Michelle Mama Jahra McKinney, Director of Collections, explains.
- Well we do it especially through place keeping.
So an example would be us rehabilitating the Bluebird Inn.
We do it through actual archiving and preserving, which we are taking in the collections of musicians and people who create around the music, and we make them accessible, and digitize them, or whatever we have to do so that people from years later can come and see, "Wow, this is great.
This happened in Detroit?
This person did that?"
We create educational resources and collaborations, so that's especially gonna show up when we get into the Bluebird Inn.
- Tell us a little bit about the Bluebird Inn.
- Well the Bluebird Inn is an iconic, historic jazz club, and it's just a little neighborhood bar.
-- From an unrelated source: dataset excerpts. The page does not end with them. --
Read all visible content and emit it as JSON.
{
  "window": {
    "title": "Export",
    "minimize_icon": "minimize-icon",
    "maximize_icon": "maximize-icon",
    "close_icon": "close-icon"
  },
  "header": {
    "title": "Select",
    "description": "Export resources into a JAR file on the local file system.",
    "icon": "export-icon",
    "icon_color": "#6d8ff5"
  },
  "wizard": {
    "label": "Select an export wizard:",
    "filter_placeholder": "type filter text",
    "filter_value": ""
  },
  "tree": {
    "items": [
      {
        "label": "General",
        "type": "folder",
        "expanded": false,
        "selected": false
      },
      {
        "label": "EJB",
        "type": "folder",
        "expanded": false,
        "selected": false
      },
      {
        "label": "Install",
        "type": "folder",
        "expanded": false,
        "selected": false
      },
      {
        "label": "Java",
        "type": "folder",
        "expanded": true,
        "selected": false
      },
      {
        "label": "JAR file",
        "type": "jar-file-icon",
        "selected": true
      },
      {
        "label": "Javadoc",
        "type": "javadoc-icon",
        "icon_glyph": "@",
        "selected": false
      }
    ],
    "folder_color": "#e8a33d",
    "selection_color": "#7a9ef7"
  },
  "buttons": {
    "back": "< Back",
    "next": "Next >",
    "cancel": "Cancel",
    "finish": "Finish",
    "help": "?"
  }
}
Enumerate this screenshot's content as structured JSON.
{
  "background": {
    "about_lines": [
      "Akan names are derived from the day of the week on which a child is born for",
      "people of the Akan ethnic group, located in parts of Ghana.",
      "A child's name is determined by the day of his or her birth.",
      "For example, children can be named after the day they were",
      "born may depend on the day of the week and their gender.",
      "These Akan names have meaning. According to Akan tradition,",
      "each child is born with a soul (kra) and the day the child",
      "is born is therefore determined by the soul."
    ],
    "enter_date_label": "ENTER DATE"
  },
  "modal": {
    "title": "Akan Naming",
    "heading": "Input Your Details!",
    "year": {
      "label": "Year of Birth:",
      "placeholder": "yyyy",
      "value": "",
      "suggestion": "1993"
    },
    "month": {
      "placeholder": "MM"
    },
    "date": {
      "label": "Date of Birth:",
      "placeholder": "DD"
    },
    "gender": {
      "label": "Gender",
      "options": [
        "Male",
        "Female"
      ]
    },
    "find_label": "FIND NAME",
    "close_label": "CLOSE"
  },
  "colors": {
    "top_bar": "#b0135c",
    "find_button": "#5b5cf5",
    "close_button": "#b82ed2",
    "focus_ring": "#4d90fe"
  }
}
And that place became a haven, because at that time, it was a lot of segregation in the city of Detroit, and there were places where Black folks could go and Black folks could not go, and it was a place where you could have Sunday brunch, and you could see your neighbors, and you could feel safe, and you could be your Black self.
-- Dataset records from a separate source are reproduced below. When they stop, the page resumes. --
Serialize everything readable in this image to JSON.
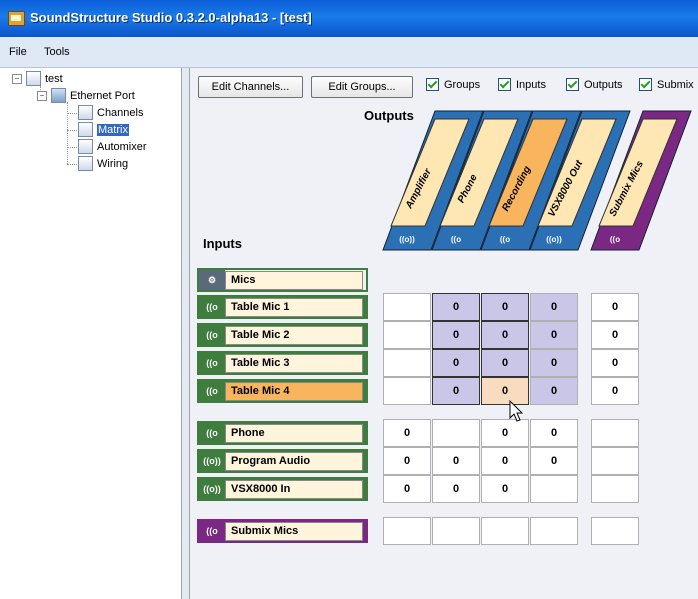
{
  "window": {
    "title": "SoundStructure Studio 0.3.2.0-alpha13 - [test]"
  },
  "menu": [
    {
      "label": "File"
    },
    {
      "label": "Tools"
    }
  ],
  "tree": {
    "root": "test",
    "port": "Ethernet Port",
    "items": [
      "Channels",
      "Matrix",
      "Automixer",
      "Wiring"
    ],
    "selected": "Matrix"
  },
  "toolbar": {
    "edit_channels": "Edit Channels...",
    "edit_groups": "Edit Groups...",
    "checkboxes": [
      {
        "label": "Groups",
        "checked": true
      },
      {
        "label": "Inputs",
        "checked": true
      },
      {
        "label": "Outputs",
        "checked": true
      },
      {
        "label": "Submix",
        "checked": true
      }
    ]
  },
  "matrix": {
    "outputs_label": "Outputs",
    "inputs_label": "Inputs",
    "columns": [
      {
        "label": "Amplifier",
        "color": "#ffe7b3",
        "icon": "((o))"
      },
      {
        "label": "Phone",
        "color": "#ffe7b3",
        "icon": "((o"
      },
      {
        "label": "Recording",
        "color": "#f8b55d",
        "icon": "((o"
      },
      {
        "label": "VSX8000 Out",
        "color": "#ffe7b3",
        "icon": "((o))"
      },
      {
        "label": "Submix Mics",
        "color": "#ffe7b3",
        "icon": "((o",
        "submix": true
      }
    ],
    "group": {
      "label": "Mics",
      "icon": "gear"
    },
    "rows": [
      {
        "label": "Table Mic 1",
        "icon": "((o",
        "type": "mic",
        "cells": [
          "",
          "0",
          "0",
          "0",
          "0"
        ]
      },
      {
        "label": "Table Mic 2",
        "icon": "((o",
        "type": "mic",
        "cells": [
          "",
          "0",
          "0",
          "0",
          "0"
        ]
      },
      {
        "label": "Table Mic 3",
        "icon": "((o",
        "type": "mic",
        "cells": [
          "",
          "0",
          "0",
          "0",
          "0"
        ]
      },
      {
        "label": "Table Mic 4",
        "icon": "((o",
        "type": "mic",
        "highlight": true,
        "cells": [
          "",
          "0",
          "0",
          "0",
          "0"
        ]
      },
      {
        "label": "Phone",
        "icon": "((o",
        "type": "line",
        "cells": [
          "0",
          "",
          "0",
          "0",
          ""
        ]
      },
      {
        "label": "Program Audio",
        "icon": "((o))",
        "type": "line",
        "cells": [
          "0",
          "0",
          "0",
          "0",
          ""
        ]
      },
      {
        "label": "VSX8000 In",
        "icon": "((o))",
        "type": "line",
        "cells": [
          "0",
          "0",
          "0",
          "",
          ""
        ]
      },
      {
        "label": "Submix Mics",
        "icon": "((o",
        "type": "submix",
        "cells": [
          "",
          "",
          "",
          "",
          ""
        ]
      }
    ]
  },
  "colors": {
    "mic_group_border": "#3e7d3e",
    "submix": "#7b2784",
    "mic_cell": "#c9c6e8",
    "highlight_cell": "#f9dcc0",
    "column_stripe": "#2b6fb5"
  }
}
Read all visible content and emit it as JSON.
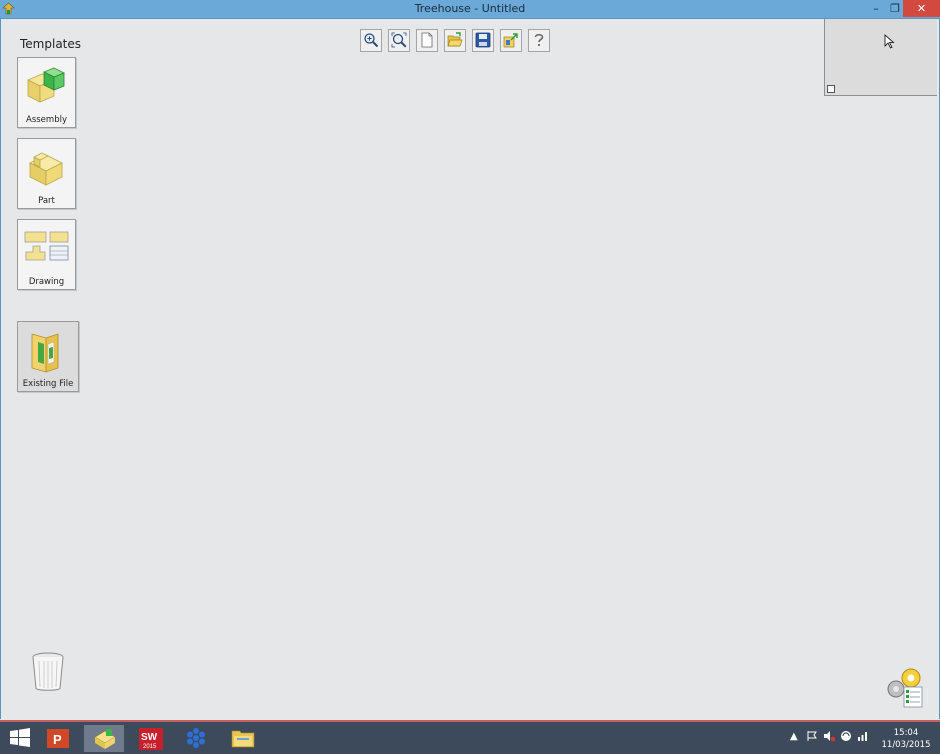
{
  "window": {
    "title": "Treehouse - Untitled",
    "min_label": "–",
    "max_label": "❐",
    "close_label": "✕"
  },
  "templates": {
    "heading": "Templates",
    "items": [
      {
        "label": "Assembly"
      },
      {
        "label": "Part"
      },
      {
        "label": "Drawing"
      }
    ],
    "existing_label": "Existing File"
  },
  "toolbar": {
    "icons": [
      "zoom-in-icon",
      "zoom-fit-icon",
      "new-document-icon",
      "open-folder-icon",
      "save-icon",
      "export-icon",
      "help-icon"
    ]
  },
  "taskbar": {
    "time": "15:04",
    "date": "11/03/2015",
    "items": [
      "windows-start-icon",
      "powerpoint-icon",
      "treehouse-icon",
      "solidworks-2015-icon",
      "snowflake-app-icon",
      "file-explorer-icon"
    ],
    "tray_caret": "▲"
  },
  "colors": {
    "titlebar": "#6aa9d8",
    "canvas": "#e6e7e9",
    "taskbar": "#3d4a5c",
    "close": "#d24a3f"
  }
}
(laughs) - Unapologetically.
- Unapologetic, yes.
- Without fear.
- Without fear.
- [Cecilia Sharpe] For generations, Detroit has drawn artists from all over, some just passing through, but many staying for good.
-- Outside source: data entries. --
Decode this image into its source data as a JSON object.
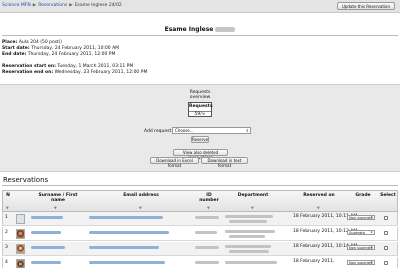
{
  "breadcrumb": {
    "items": [
      "Science MFN",
      "Reservations",
      "Esame Inglese 24/02"
    ]
  },
  "header": {
    "update_button": "Update this Reservation"
  },
  "page_title": "Esame Inglese",
  "details": {
    "place_label": "Place:",
    "place_value": "Aula 204 (50 posti)",
    "start_label": "Start date:",
    "start_value": "Thursday, 24 February 2011, 10:00 AM",
    "end_label": "End date:",
    "end_value": "Thursday, 24 February 2011, 12:00 PM",
    "res_start_label": "Reservation start on:",
    "res_start_value": "Tuesday, 1 March 2011, 03:11 PM",
    "res_end_label": "Reservation end on:",
    "res_end_value": "Wednesday, 23 February 2011, 12:00 PM"
  },
  "requests": {
    "overview_line1": "Requests",
    "overview_line2": "overview",
    "box_label": "Requests",
    "box_value": "59/∞"
  },
  "add_request": {
    "label": "Add request",
    "select_value": "Choose...",
    "reserve_button": "Reserve"
  },
  "actions": {
    "view_deleted": "View also deleted reservations",
    "download_excel": "Download in Excel format",
    "download_text": "Download in text format"
  },
  "reservations": {
    "title": "Reservations",
    "columns": {
      "n": "N",
      "surname": "Surname / First name",
      "email": "Email address",
      "id_number": "ID number",
      "department": "Department",
      "reserved_on": "Reserved on",
      "grade": "Grade",
      "select": "Select"
    },
    "rows": [
      {
        "n": "1",
        "reserved_on": "18 February 2011, 10:11 AM",
        "grade": "Non superato"
      },
      {
        "n": "2",
        "reserved_on": "18 February 2011, 10:12 AM",
        "grade": "Superato"
      },
      {
        "n": "3",
        "reserved_on": "18 February 2011, 10:14 AM",
        "grade": "Non superato"
      },
      {
        "n": "4",
        "reserved_on": "18 February 2011,",
        "grade": "Non superato"
      }
    ]
  },
  "colors": {
    "link": "#1b4fa6",
    "panel": "#e9e9e9",
    "row_alt": "#f2f2f2"
  }
}
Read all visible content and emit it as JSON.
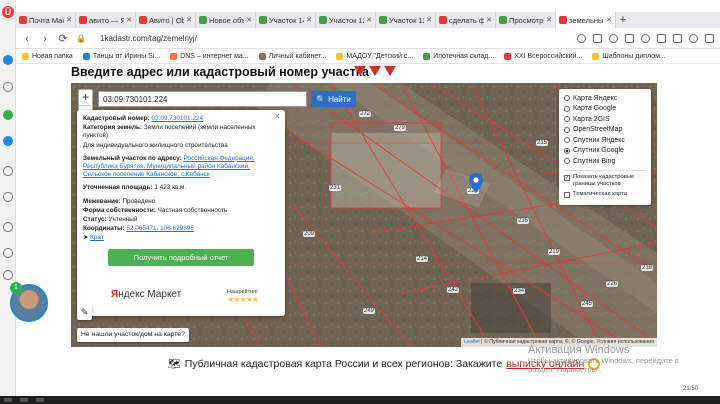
{
  "browser": {
    "tabs": [
      {
        "label": "Почта Mai",
        "color": "#e53935",
        "active": false
      },
      {
        "label": "авито — Я",
        "color": "#e53935",
        "active": false
      },
      {
        "label": "Авито | Ob",
        "color": "#e53935",
        "active": false
      },
      {
        "label": "Новое объ",
        "color": "#43a047",
        "active": false
      },
      {
        "label": "Участок 14",
        "color": "#43a047",
        "active": false
      },
      {
        "label": "Участок 12",
        "color": "#43a047",
        "active": false
      },
      {
        "label": "Участок 12",
        "color": "#43a047",
        "active": false
      },
      {
        "label": "сделать ф",
        "color": "#e53935",
        "active": false
      },
      {
        "label": "Просмотр",
        "color": "#43a047",
        "active": false
      },
      {
        "label": "земельны",
        "color": "#e53935",
        "active": true
      }
    ],
    "new_tab": "+",
    "url": "1kadastr.com/tag/zemelnyj/",
    "bookmarks": [
      {
        "label": "Новая папка",
        "color": "#fbc02d"
      },
      {
        "label": "Танцы от Ирины Si...",
        "color": "#1e88e5"
      },
      {
        "label": "DNS – интернет ма...",
        "color": "#ff7043"
      },
      {
        "label": "Личный кабинет...",
        "color": "#8d6e63"
      },
      {
        "label": "МАДОУ \"Детский с...",
        "color": "#fbc02d"
      },
      {
        "label": "Ипотечная склад...",
        "color": "#43a047"
      },
      {
        "label": "XXI Всероссийский...",
        "color": "#e53935"
      },
      {
        "label": "Шаблоны диплом...",
        "color": "#fbc02d"
      }
    ]
  },
  "page": {
    "heading": "Введите адрес или кадастровый номер участка",
    "search_value": "03:09:730101:224",
    "find_button": "Найти",
    "popup": {
      "close": "×",
      "cadnum_label": "Кадастровый номер:",
      "cadnum_value": "03:09:730101:224",
      "category_label": "Категория земель:",
      "category_value": "Земли поселений (земли населенных пунктов)",
      "use": "Для индивидуального жилищного строительства",
      "address_label": "Земельный участок по адресу:",
      "address_value": "Российская Федерация, Республика Бурятия, Муниципальный район Кабанский, Сельское поселение Кабанское, с.Кабанск",
      "area_label": "Уточненная площадь:",
      "area_value": "1 423 кв.м.",
      "survey_label": "Межевание:",
      "survey_value": "Проведено",
      "ownership_label": "Форма собственности:",
      "ownership_value": "Частная собственность",
      "status_label": "Статус:",
      "status_value": "Учтенный",
      "coords_label": "Координаты:",
      "coords_value": "52.065471, 106.629896",
      "more_link": "Крат",
      "detail_button": "Получить подробный отчет",
      "market_brand_y": "Я",
      "market_brand_rest": "ндекс Маркет",
      "rating_label": "Нашрейтинг",
      "rating_stars": "★★★★★"
    },
    "not_found": "Не нашли участок/дом на карте?",
    "layers": {
      "options": [
        {
          "label": "Карта Яндекс",
          "selected": false
        },
        {
          "label": "Карта Google",
          "selected": false
        },
        {
          "label": "Карта 2GIS",
          "selected": false
        },
        {
          "label": "OpenStreetMap",
          "selected": false
        },
        {
          "label": "Спутник Яндекс",
          "selected": false
        },
        {
          "label": "Спутник Google",
          "selected": true
        },
        {
          "label": "Спутник Bing",
          "selected": false
        }
      ],
      "show_borders": "Показать кадастровые границы участков",
      "thematic": "Тематическая карта"
    },
    "plot_labels": [
      "272",
      "279",
      "215",
      "231",
      "224",
      "235",
      "214",
      "209",
      "219",
      "242",
      "234",
      "218",
      "226",
      "245",
      "249"
    ],
    "attribution_leaflet": "Leaflet",
    "attribution_rest": " | © Публичная кадастровая карта, ©, © Google, Условия использования",
    "promo_text": "Публичная кадастровая карта России и всех регионов: Закажите",
    "promo_link": "выписку онлайн",
    "watermark_title": "Активация Windows",
    "watermark_sub": "Чтобы активировать Windows, перейдите в раздел \"Параметры\".",
    "badge_count": "1",
    "clock": "21:50"
  },
  "colors": {
    "accent": "#2a6fc9",
    "green_button": "#4caf50",
    "cadastral_lines": "#e53935"
  }
}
The city is also home to the world's largest free jazz festival, the Detroit Jazz Festival, drawing hundreds of thousands of attendees each year.
♪ It's time for you to get up and show the world ♪ ♪ What we have in store - How do women shape the jazz culture in Detroit?
- They had a great impact on it.
And you know, that kind of stuff that you can hear that's toe tapping, and you can sing along with it, and remember the melody, and be humming it to yourself, that was made more possible by women singing in jazz, to me, the storytelling.
♪ All of me ♪ Why not take all of me ♪ Can't you see, I'm no good without you ♪ - When we think about that Detroit sound, what is it about the sound of Detroit that makes it so unique?
- It still comes out of community.
Actually, not even community, family-hood.
That's what, to me, is what makes the communication, and the mentorship, and the passing things down that Detroit musicians do.
It has extended worldwide.
And so not only is it a sound, it's a feeling, it's a feeling of connectedness in a family-hood, and somehow that's embodied in the music.
(passionate jazz music) That Detroit sound that was in the really basic music that was there, created by the jazz musicians, the improvisation, the African rhythms that are embedded in it, all of that context is still going on and created that Detroit sound between the love that is in that music.
It's pure love.
- What made Detroit a destination for jazz?
Or was jazz the destination for the people?
- Detroit, as a destination for musicians, it always has been, because of the music that they brought as they migrated North.
But at the same time, it's all also about the connections.
Like Marcus Belgrave, he was just coming through Detroit with Ray Charles, and he said, "Oh, I love this city."
Yeah, and people taking him under their wing and talking to him, and he left Detroit and he came back, and he said, "I can't leave this place."
He didn't wanna leave.
- What is it that you hope that people walk away with after hearing some of these stories?
- Well, I just really want people to realize how, like, you know, their work ethic, the resiliency of these women.
You know, like again, a lot of the women I've interviewed, some in their seventies and eighties, still performing.
So it just goes to show how much they love music and I just want people to realize, like that obviously, women have as much of an influence and impact on Detroit jazz as the male counterparts.
So I just want people to see the breadth and depth of these women and what they've done, and what they've accomplished throughout their years.